Though I made a pact with God to get me and my boys to Boston safely didn’t mean I didn’t have a backup plan. Or two.  
Hudson and Murphy’s safety was of paramount concern to me and I packed for it. Shit, I carried enough medical supplies to run triage in a war zone.  I had a secondary leash that could counter as a tourniquet, micro flasks of iodine and isopropyl alcohol, and gauze pads of all sizes and shapes.   
A NOAA radio, batteries of all flavors, my clunky Dell laptop, and a seven iron to ground against lightening strikes and guard us from gophers, golfers, or god knows what.  
I barely made it five miles the first two days and even though I was in supreme physical condition, the weight of my pack almost became walk ending.  My lower back was already badly damaged from a work injury and later a car wreck and the sheer act of lifting my overloaded 5500 cc Osprey tweaked it even further. 
——–
And then the skies unleashed their fury.
Scientists say that of all of the senses, smell has the longest memory.  For example, you’ll never forget the acrid, stinging stench of a skunk.  That’s true, but I’ll never forget two sounds.  
One of which is the shrilling of my NOAA radio warning followed by the voice of the Atari Man, the nom de plume I assigned to that analog version of a linesman casting weather forecasts like a Pong match.  
Tornado warning. Wind speeds up to 50 mph.  Freezing hail.  Flash flooding.   Seek shelter.  
And indeed, Atari Man called it right.  Lightening storms and unrelenting rain opened up all around us and it got so bad that we abandoned our $20 Walmart tent off the northbound side of 973 for the underbelly of a nearby bridge.  
Clearly, this wasn’t the way I planned it.  
And that was just for starters.  
Fire ants, crazy sponsors, a lost bag, forgotten antibiotics, bad burritos, and a mad cow man followed in that first week. 
——–
YBD’s Notes 1:  I have a good friend going through a tough patch and in her words, she’s in ‘Protection Mode’.  

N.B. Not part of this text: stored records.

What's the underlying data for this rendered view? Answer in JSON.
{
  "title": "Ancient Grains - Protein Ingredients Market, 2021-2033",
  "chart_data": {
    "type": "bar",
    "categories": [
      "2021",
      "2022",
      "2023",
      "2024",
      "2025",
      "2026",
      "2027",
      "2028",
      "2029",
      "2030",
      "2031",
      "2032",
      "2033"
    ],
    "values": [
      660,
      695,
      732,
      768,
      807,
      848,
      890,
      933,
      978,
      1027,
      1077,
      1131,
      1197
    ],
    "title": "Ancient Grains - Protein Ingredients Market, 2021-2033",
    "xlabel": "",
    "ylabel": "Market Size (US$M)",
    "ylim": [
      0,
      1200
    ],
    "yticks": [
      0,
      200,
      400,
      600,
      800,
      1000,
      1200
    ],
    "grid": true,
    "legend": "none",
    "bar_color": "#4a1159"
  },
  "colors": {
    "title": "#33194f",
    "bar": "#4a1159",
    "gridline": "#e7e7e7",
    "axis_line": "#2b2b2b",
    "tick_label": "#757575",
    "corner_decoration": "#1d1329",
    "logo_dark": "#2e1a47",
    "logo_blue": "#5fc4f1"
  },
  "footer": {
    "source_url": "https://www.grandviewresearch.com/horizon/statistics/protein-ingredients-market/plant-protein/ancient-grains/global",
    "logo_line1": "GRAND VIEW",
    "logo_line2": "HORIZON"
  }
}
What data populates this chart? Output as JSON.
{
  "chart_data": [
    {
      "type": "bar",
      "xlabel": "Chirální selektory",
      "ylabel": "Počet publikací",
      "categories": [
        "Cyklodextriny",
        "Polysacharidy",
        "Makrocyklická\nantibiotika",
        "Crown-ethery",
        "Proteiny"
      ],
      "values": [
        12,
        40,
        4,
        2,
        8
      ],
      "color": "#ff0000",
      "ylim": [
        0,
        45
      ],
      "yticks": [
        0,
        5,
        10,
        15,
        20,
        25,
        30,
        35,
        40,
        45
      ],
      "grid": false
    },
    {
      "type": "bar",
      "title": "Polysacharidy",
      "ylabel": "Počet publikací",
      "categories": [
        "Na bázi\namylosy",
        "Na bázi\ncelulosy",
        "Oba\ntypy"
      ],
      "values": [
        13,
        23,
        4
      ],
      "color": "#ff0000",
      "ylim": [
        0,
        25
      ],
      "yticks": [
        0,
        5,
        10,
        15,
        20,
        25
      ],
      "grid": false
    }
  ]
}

There are some things in life for which there is no shelter and if it wasn’t for the proverbial kitchen sink being thrown at us the first week of our walk, we would have never made it.  

I remember with perfect clarity in the tent with my boys what made the difference.  

YBD’s Notes 2: Early on, I had to understand which weight to shoulder and which to shrug.  That wisdom carries forth to our second walk.  

YBD’s Notes 3:  Very few things are worse than being in a bad bad storm when your dogs gotta poop.